Discussion: 1 hour
Summary of Course Content
I. Introduction to scientific data management: goals and challenges
II. Scientific data models, transformations
- Generic data exchange formats (XML)
- Specialized data/file formats (netCDF, HDF5, FASTA, Nexus)
- Tree-based data transformations (XPath, XQuery, XSLT)
- XSLT, XQueryXML model and query/transformation languages
- Database integration, query rewriting
III. Knowledge representation with ontologies
- From controlled vocabularies, taxonomies, to description logic ontologies
- Reasoning with ontologies
IV. Data integration
- Schema-mapping based approaches: Global-as-View (GAV), Local-as-View (LAV); Extensions
- Ontology-based extensions for data integration
V. Scientific Workflows
- Introduction/motivation: capturing in silico experiments as scientific workflows
- Application examples from diverse domains (e.g., bioinformatics, ecoinformatics, particle physics)

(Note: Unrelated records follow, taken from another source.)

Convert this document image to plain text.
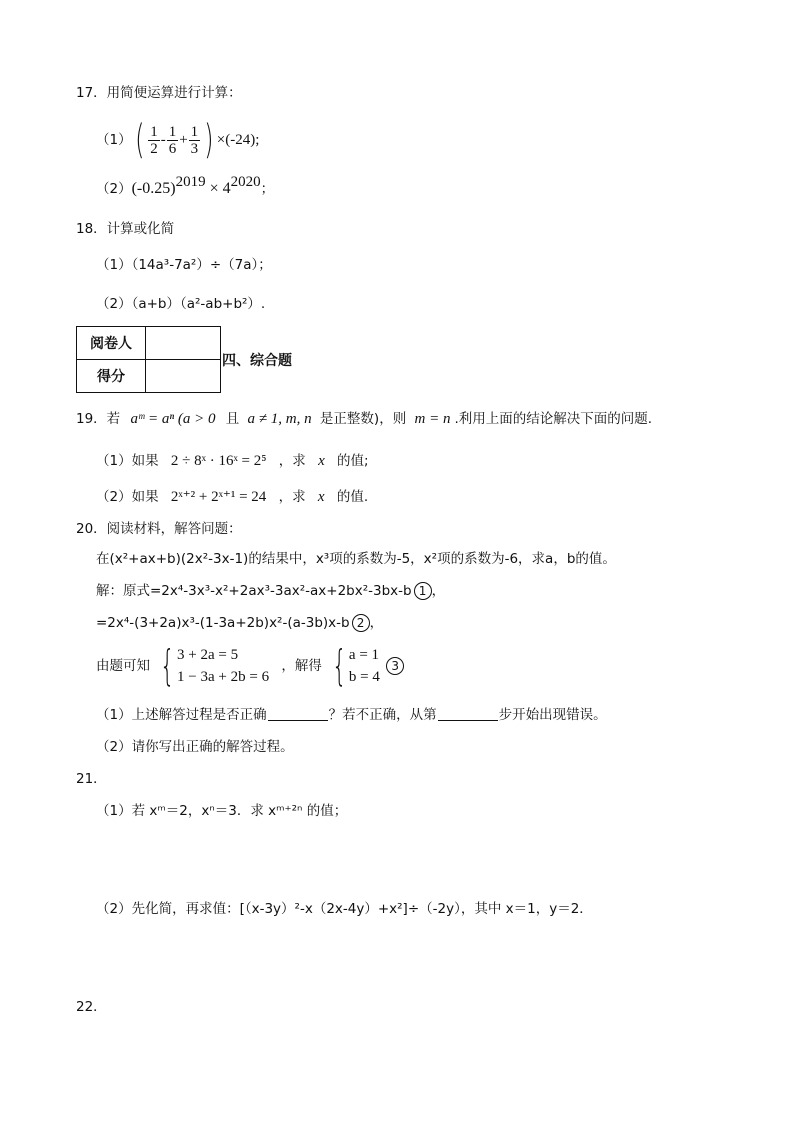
17．用简便运算进行计算：
$(1)( \frac{1}{2} - \frac{1}{6} + \frac{1}{3}$ ) ×(-24);
$(2)(-0.25)^{2019} \times 4^{2020}$；
18．计算或化简
（1）（14a³-7a²）÷（7a）；
（2）（a+b）（a²-ab+b²）.
阅卷人	
得分	
四、综合题
19．若 aᵐ = aⁿ (a > 0 且 a ≠ 1, m, n 是正整数)，则 m = n .利用上面的结论解决下面的问题.
（1）如果 2 ÷ 8ˣ · 16ˣ = 2⁵ ，求 x 的值;
（2）如果 2ˣ⁺² + 2ˣ⁺¹ = 24 ，求 x 的值.
20．阅读材料，解答问题：
在(x²+ax+b)(2x²-3x-1)的结果中，x³项的系数为-5，x²项的系数为-6，求a，b的值。
解：原式=2x⁴-3x³-x²+2ax³-3ax²-ax+2bx²-3bx-b 1 ，
=2x⁴-(3+2a)x³-(1-3a+2b)x²-(a-3b)x-b 2 ，
由题可知 { 3 + 2a = 5
1 − 3a + 2b = 6
，解得 { a = 1
b = 4
3
（1）上述解答过程是否正确	？若不正确，从第	步开始出现错误。
（2）请你写出正确的解答过程。
21．
（1）若 xᵐ＝2，xⁿ＝3．求 xᵐ⁺²ⁿ 的值；
（2）先化简，再求值：[（x-3y）²-x（2x-4y）+x²]÷（-2y），其中 x＝1，y＝2．
22．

- Formal models for scientific workflows: Petri nets, Kahn process networks, Synchronous Dataflow
- Scientific workflow design paradigms: Collection-Oriented Modeling & Design (COMAD), higher order/functional programming patterns
- Data and workflow provenance models
There are two kinds of projects: implementation projects and research projects. In the former, the students will work with Java-based open source systems such as the Kepler workflow system (www.kepler-project.org) and design and implement example workflows, e.g., to create a bioinformatics workflow that connects several "bio web services". Thus, in implementation projects students work with existing software systems, but they typically will also implement project-specific extensions to that software.
For research projects, students will read one or more research papers from a list of offered research topics (e.g., scientific data integration, ontologies and knowledge representation in scientific data management, scientific workflows). Students will then need to apply the results of the research papers to a specific problem (e.g., applying a certain query rewriting algorithm to a given integration scenario and set of queries). In general, the deliverable of a research project is a technical report that summarizes and compares the results of the studied papers, and their application to the given problem. Depending on the topic, the presented algorithms might have to be implemented and applied to the given problem instance.
A selection of technical papers addressing specific topics will be used. No textbook is required.
Potential Course Overlap
There is no significant overlap with any other course.